Lors de l'audience, Babs a nié avoir porté le moindre coup à Fatima B., une femme de 35 ans, malgré des allégations selon lesquelles elle aurait été agressée dans un bar de Montreuil. Les tensions qui entourent ce procès sont exacerbées par des demandes financières de Babs, qui réclame un million d'euros à la victime pour un projet immobilier avorté à Dubaï.
Fatima B. a décrit des scènes d'une violence inouïe, affirmant qu'elle avait été frappée, étranglée et menacée de mort. Elle a revendiqué sept jours d'incapacité totale de travail, une situation corroborée par des témoignages de proches.
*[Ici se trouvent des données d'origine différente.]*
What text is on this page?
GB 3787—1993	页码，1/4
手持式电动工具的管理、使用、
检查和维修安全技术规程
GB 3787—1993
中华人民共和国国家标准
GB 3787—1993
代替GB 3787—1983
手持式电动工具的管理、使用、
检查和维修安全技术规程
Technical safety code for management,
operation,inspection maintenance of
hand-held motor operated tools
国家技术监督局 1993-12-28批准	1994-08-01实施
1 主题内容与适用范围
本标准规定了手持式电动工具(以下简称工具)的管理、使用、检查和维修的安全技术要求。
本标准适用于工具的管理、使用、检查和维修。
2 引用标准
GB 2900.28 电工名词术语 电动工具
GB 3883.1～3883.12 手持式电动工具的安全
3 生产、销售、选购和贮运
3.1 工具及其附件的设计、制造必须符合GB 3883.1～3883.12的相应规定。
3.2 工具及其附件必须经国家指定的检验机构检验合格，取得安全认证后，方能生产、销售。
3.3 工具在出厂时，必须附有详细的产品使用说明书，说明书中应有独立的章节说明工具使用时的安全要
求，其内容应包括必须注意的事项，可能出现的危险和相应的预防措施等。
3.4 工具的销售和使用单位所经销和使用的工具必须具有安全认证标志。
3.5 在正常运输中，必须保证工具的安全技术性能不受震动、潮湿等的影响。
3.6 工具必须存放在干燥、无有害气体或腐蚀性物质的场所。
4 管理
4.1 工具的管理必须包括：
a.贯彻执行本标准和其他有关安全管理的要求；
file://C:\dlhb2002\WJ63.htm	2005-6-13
Des experts évoquent la culture du macho dans certains cercles du rap, indiquant que de telles accusations devraient être prises très au sérieux.
Babs, pourtant en semi-liberté suite à une condamnation antérieure pour extorsion, a fait preuve d'un arrogance rare en cour. Il a même qualifié Fatima de "voleuse" tout en insistant sur le fait qu'il n'avait pas eu de comportement violent, une déclaration qui a soulevé des scepticismes parmi les observateurs de la scène judiciaire.
Le procureur a souligné la nécessité de prendre des mesures de protection pour la victime, réclamant une peine d'emprisonnement aménagé pour Babs, une proposition qui a suscité des débats parmi les avocats présents. Comme le notent des experts juridiques, ce type de violence doit être traité avec une grande rigueur, surtout dans le contexte des traumatismes psychologiques exacerbés par des événements récents.
La décision finale sera rendue le 19 février, mais cette affaire soulève d’ores et déjà des questions sur la gestion des conflits financiers et des comportements violents dans le milieu du rap en France, et elle n’est pas sans rappeler d’autres incidents similaires dans le passé. Les voix qui s’élèvent pour dénoncer cette culture de la violence et du silence grandissent chaque jour, comme en témoignent les récents rapports de médias tels que Le Monde et France Info.